Antibiotics can be dangerous to the gut and increase the risk of creating antibiotic-resistant bacterial strains. Despite the danger to “good” bacteria in the body, a new study finds about 70 percent of primary care physicians still believe in prescribing antibiotics for asymptomatic infections.

Since the early 2000s, the attitude towards antibiotics has shifted. Multiple medical organizations advise against prescribing antibiotics for people who test positive for a urinary tract infection (UTI) but show no symptoms such as burning or frequent urination. Medical guidance states antibiotics are not useful for asymptomatic infections and could cause more harm than good.

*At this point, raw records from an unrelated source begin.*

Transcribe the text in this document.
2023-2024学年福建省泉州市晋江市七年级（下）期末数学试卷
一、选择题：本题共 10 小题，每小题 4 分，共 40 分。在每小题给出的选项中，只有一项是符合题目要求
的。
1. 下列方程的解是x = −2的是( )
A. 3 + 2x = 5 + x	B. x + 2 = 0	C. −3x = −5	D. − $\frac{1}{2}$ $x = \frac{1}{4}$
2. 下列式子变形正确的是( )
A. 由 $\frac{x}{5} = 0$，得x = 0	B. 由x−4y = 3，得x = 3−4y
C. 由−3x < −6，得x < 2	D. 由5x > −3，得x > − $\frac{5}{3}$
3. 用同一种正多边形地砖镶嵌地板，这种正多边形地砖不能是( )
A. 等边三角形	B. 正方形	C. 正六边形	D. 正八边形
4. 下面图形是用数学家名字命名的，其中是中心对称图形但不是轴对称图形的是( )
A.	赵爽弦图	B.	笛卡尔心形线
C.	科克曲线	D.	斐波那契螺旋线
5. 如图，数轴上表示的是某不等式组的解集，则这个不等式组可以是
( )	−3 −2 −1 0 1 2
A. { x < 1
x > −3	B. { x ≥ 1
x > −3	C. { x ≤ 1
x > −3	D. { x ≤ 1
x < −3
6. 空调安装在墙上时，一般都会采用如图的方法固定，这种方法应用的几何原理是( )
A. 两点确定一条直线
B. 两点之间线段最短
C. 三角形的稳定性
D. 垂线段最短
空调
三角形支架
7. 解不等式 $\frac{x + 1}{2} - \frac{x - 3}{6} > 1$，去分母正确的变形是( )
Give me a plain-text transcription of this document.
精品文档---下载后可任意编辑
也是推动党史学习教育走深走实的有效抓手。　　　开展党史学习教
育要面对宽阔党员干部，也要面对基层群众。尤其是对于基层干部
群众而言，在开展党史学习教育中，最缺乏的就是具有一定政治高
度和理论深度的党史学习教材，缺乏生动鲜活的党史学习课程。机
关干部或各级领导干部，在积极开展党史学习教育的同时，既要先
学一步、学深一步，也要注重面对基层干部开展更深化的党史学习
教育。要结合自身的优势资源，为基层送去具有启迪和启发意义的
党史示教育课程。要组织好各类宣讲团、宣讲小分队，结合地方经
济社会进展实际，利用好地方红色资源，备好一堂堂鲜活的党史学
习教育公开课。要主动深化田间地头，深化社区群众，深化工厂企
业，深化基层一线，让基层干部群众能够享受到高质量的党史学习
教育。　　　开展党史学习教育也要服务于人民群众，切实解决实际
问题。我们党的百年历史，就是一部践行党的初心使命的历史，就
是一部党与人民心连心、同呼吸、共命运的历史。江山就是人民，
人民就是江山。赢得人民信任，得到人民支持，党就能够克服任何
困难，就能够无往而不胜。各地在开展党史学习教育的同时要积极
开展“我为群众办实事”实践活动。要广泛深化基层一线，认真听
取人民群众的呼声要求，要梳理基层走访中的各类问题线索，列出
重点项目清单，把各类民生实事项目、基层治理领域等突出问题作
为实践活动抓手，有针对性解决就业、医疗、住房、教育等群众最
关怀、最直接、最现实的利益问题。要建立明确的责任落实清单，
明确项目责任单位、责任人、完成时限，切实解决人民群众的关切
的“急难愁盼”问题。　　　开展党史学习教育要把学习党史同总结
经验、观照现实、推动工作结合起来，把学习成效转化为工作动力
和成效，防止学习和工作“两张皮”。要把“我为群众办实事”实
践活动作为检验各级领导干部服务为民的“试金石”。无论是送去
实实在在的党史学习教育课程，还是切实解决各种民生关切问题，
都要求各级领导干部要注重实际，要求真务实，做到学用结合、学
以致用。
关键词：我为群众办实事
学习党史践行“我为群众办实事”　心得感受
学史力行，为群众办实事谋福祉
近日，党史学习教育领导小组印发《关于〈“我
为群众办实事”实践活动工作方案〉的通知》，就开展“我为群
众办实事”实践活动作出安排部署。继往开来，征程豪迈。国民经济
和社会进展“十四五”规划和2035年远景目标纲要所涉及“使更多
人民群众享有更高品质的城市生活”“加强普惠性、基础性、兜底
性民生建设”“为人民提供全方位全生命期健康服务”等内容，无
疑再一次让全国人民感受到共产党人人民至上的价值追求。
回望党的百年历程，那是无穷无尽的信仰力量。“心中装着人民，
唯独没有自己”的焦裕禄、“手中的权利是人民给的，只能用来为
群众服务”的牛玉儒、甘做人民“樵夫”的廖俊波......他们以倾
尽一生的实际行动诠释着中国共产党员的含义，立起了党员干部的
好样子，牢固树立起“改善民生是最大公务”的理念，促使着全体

These side-effects include diarrhea, vomiting, rashes, and yeast infections. In rare cases, antibiotic-resistant strains such as C. difficile have an opportunity to expand in the colon and may cause death. Other cases involve bacterial infections that are deadly or hard to treat.

“Our study suggests that primary care clinicians do not follow widely accepted recommendations against prescribing antibiotics for asymptomatic bacteriuria,” says Jonathan Baghdadi, MD, PhD, Assistant Professor of Epidemiology & Public Health at the University of Maryland School of Medicine and lead author of the study, in a university release. “Some primary care clinicians may be unaware of these recommendations, but a culture of inappropriate prescribing is also likely a contributing factor.”